Specifically, the liquid cooling pipe water inlet and the liquid cooling water outlet of the liquid cooling pipe 400 are respectively disposed inside the front and rear panels 210 of the box body, and the heat dissipation effect of the bottom plate profile 234 is improved by increasing the water flow rate of the liquid cooling pipe water inlet pipe and the liquid cooling pipe water outlet pipe by adopting a plurality of liquid cooling pipe joints 233 in parallel. In addition, each liquid-cooling pipe joint 233 corresponds to each flow branch of the liquid-cooling plate flow passage 2342, so that the influence between each flow branch of the liquid-cooling plate flow passage 2342 can be reduced. In the present application, water is used as a flowing medium, but the liquid-cooled medium is not limited thereto.

The explosion-proof ventilation valves 500 are mounted on the front and rear panels 210 of the box body, and each explosion-proof ventilation valve 500 is communicated with one exhaust channel to ensure the smooth pressure relief of the power battery box body.

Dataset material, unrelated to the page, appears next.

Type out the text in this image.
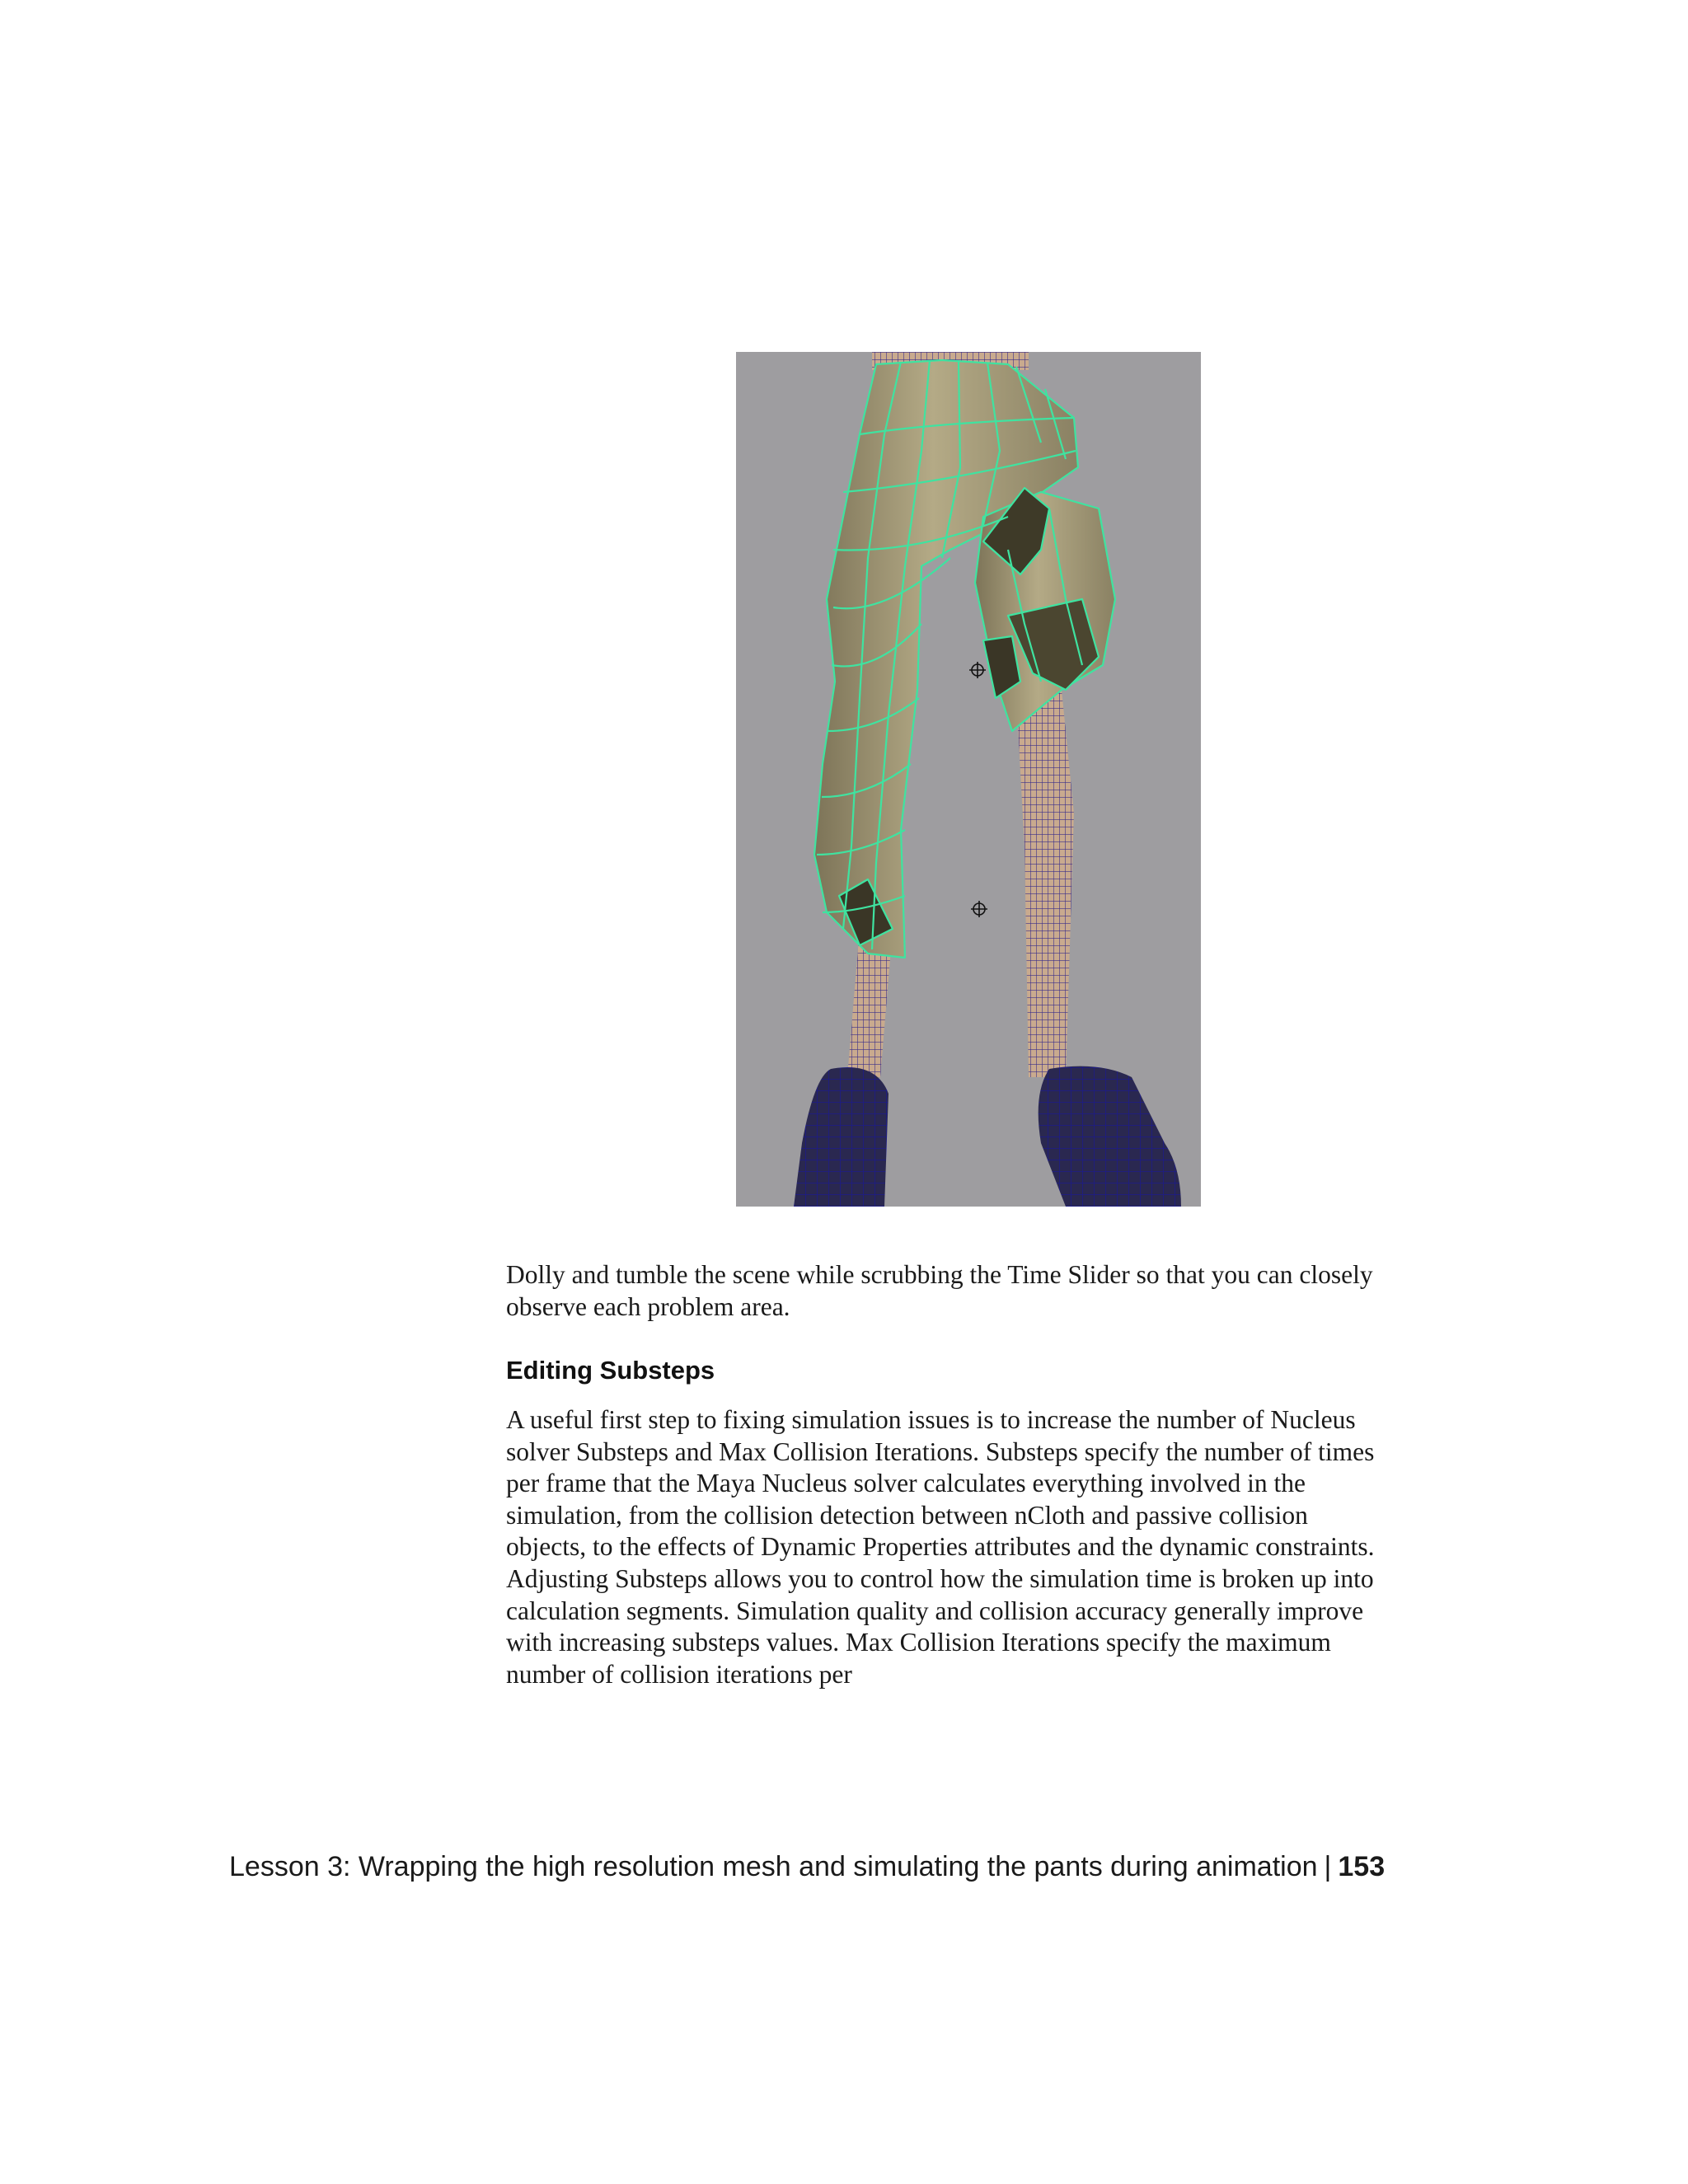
Dolly and tumble the scene while scrubbing the Time Slider so that you can closely observe each problem area.

Editing Substeps

A useful first step to fixing simulation issues is to increase the number of Nucleus solver Substeps and Max Collision Iterations. Substeps specify the number of times per frame that the Maya Nucleus solver calculates everything involved in the simulation, from the collision detection between nCloth and passive collision objects, to the effects of Dynamic Properties attributes and the dynamic constraints. Adjusting Substeps allows you to control how the simulation time is broken up into calculation segments. Simulation quality and collision accuracy generally improve with increasing substeps values. Max Collision Iterations specify the maximum number of collision iterations per

Lesson 3: Wrapping the high resolution mesh and simulating the pants during animation | 153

As shown in fig. 8, the lower edge 211 of the front and rear panels 210 is bonded to the floor edge 2344 of the floor profile 234. Similarly, the front and rear panels 210 and the frame 220 are bonded together, and the upper cover 600 is assembled with the front and rear panels and the frame to form a power battery case structure. To protect the cell 300 from impact and to insulate and waterproof.

The foregoing is merely a preferred embodiment of the present invention and it should be noted that modifications and adaptations to those skilled in the art may be made without departing from the principles of the present invention, which are intended to be comprehended within the scope of the present invention.

Claims

1. The power battery box body is characterized by comprising an integrated bottom plate; the integrated bottom plate comprises an exhaust bottom plate provided with exhaust holes and a bottom plate section bar arranged below the exhaust bottom plate; the bottom plate section is provided with an exhaust channel and a liquid cooling plate flow channel; the exhaust hole is communicated with the exhaust channel.

2. The power cell housing of claim 1, wherein the vent passage comprises a plurality of vent branches; the liquid cooling plate flow channel comprises a plurality of flow branches;

preferably, the exhaust branch and the flow branch are arranged at intervals up and down.

3. The power battery box of claim 1, further comprising front and rear panels disposed on front and rear sides of the integrated chassis, and side frames and an upper cover disposed on left and right sides of the integrated chassis.

4. The power battery box body according to claim 1, wherein side beams are arranged on two sides of the exhaust bottom plate;

Preferably, the liquid cooling plate flow channel is communicated with the liquid cooling pipe through a liquid cooling pipe joint arranged on the side beam; the liquid cooling pipe is provided with a liquid cooling pipe inlet and a liquid cooling pipe outlet.

5. The power battery box according to claim 4, wherein the plurality of liquid-cooled pipe joints;

Preferably, the liquid cooling pipe joint is a plurality of liquid cooling pipe joints connected in parallel.

6. A power cell housing according to claim 3, wherein said vent passage communicates with an explosion-proof vent valve;

Preferably, the explosion-proof ventilation valves are arranged on the front panel and the rear panel.

7. The power battery box according to claim 1, wherein the vent comprises a vent body and an arc cap disposed on the vent body; the arc-shaped cap covers part of the vent hole body;

preferably, the arc-shaped cap covers 1/5-4/5 of the vent hole body.

8. A power battery comprising the power battery box of any one of claims 1-7 and an electrical core disposed in the power battery box.

9. The power cell of claim 8, wherein the positive electrode of the cell is disposed upwardly and the negative electrode is disposed downwardly above the exhaust floor.

10. A powered device comprising the power cell of claim 8 or 9.